Come cedere il quinto

Come cedere il quinto La cessione del quinto è una forma di prestito personale con trattenuta diretta sullo stipendio o sulla pensione.

 

Con la cessione il debito contratto viene rimborsato attraverso una trattenuta in busta paga o nella pensione di importo non superiore a un quinto della retribuzione mensile netta. La cessione del quinto dello stipendio o della pensione, è una forma di prestito personale, disponibile fino a un massimo di un quinto del netto dello stipendio o della pensione, da estinguersi attraverso trattenute dirette dalla busta paga o dal cedolino.

Il datore di lavoro o l’Ente pensionistico provvederà al rimborso della rata mensile al posto del beneficiario.La materia è regolamentata da una specifica previsione di legge, il DPR n. 180 del 1950, che ha creato questa forma particolare di credito; inizialmente prevista per i soli dipendenti dello Stato è stata successivamente estesa anche ai privati e ai pensionati, con la Legge n. 80 del 2005, ossia a tutti coloro i quali percepiscono un reddito fisso e continuativo.

Che cos’è la cessione del quinto?  La cessione del quinto è una forma di credito attraverso il quale il contraente, finanziato da una banca o finanziaria, non ha l’obbligo di provvedere in prima persona al pagamento della rata mensile, ma delega il datore di lavoro a questo adempimento.

Questa è la principale differenza tra cessione del quinto e prestito personale. Il DPR 180/1950 ha previsto una serie di previsioni particolari per i prestiti con cessione del quinto che possono essere applicate solo a determinate condizioni

Presenza di una retribuzione fissa e continuativa;  applicazione fino ad un massimo della quinta parte della retribuzione netta; presenza di una copertura assicurativa obbligatoria. da queste condizioni essenziali ne discende che, nel caso in cui non si disponga di redditi con le caratteristiche sopra elencate, non è possibile procedere con la cessione del quinto.

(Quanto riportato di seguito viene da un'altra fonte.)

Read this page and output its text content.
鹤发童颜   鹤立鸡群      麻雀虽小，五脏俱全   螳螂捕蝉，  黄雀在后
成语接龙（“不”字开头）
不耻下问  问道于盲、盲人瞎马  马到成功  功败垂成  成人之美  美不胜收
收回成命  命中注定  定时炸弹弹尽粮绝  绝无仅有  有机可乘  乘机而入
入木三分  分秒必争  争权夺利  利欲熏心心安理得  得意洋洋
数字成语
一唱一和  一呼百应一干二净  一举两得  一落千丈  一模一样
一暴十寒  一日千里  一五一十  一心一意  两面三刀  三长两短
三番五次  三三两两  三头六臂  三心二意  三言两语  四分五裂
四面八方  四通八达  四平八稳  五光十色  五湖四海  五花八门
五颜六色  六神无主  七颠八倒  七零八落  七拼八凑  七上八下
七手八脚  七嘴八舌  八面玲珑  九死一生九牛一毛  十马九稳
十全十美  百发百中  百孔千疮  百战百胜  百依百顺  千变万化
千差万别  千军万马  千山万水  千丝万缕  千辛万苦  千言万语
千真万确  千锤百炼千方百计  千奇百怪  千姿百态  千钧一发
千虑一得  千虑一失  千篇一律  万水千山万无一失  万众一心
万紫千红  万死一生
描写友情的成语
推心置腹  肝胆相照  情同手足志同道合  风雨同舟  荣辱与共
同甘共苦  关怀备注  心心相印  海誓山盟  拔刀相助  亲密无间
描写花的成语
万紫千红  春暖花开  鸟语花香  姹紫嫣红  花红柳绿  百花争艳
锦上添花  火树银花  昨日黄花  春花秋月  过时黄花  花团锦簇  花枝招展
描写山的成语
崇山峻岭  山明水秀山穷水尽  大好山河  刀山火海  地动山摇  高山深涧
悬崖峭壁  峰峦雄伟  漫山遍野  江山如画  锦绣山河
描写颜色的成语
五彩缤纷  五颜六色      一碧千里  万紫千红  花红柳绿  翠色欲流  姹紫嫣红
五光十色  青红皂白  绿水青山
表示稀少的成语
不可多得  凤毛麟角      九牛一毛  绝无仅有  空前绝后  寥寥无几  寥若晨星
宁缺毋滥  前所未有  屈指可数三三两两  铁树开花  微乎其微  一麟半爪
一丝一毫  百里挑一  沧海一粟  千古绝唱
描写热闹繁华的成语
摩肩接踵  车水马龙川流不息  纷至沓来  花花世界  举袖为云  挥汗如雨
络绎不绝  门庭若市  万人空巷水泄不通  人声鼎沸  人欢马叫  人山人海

Di fatto, tutti gli autonomi, i liberi professionisti e gli imprenditori non hanno la possibilità di accedere al prodotto, così come chi ha redditi derivanti da rendite finanziarie o immobiliari – come gli affitti -, oppure i dipendenti a tempo determinato, perché non soddisfano il requisito della continuità, per via della scadenza contrattuale.

Perchè conviene la cessione del quinto? Nei prestiti personali le parti che intervengono nel contratto sono essenzialmente due: richiedente o contraente: colui il quale ha necessità di una somma da restituire a rate; banca o finanziaria: valuta la richiesta e, se decide di accoglierla, eroga il prestito concordato. Nella cessione quinto, invece, intervengono obbligatoriamente altre due figure per cui le parti diventano: richiedente; finanziatore, banca o finanziaria;

Compagnia assicuratrice; datore di lavoro. Il legislatore ha previsto la copertura assicurativa per avere una protezione dagli insoluti maggiore, rispetto ad un prestito normale e il coinvolgimento del datore di lavoro, obbligato al pagamento delle rate, per aggiungere ulteriore solidità e abbassare il rischio finanziario della cessione passaggi per ottenerla

Richiesta: il dipendente o il pensionato cerca un prodotto sul mercato, con gli strumenti di simulazione di un sito comparatore, confronta le offerte ed una volta scelta la soluzione migliore richiede la cessione, presentando la domanda corredata dei documenti necessari; istruttoria: l’istituto procede all’istruttoria della domanda analizzando la documentazione per confermare i termini del preventivo e, qualora siano rispettati, ne interessa la compagnia assicurativa.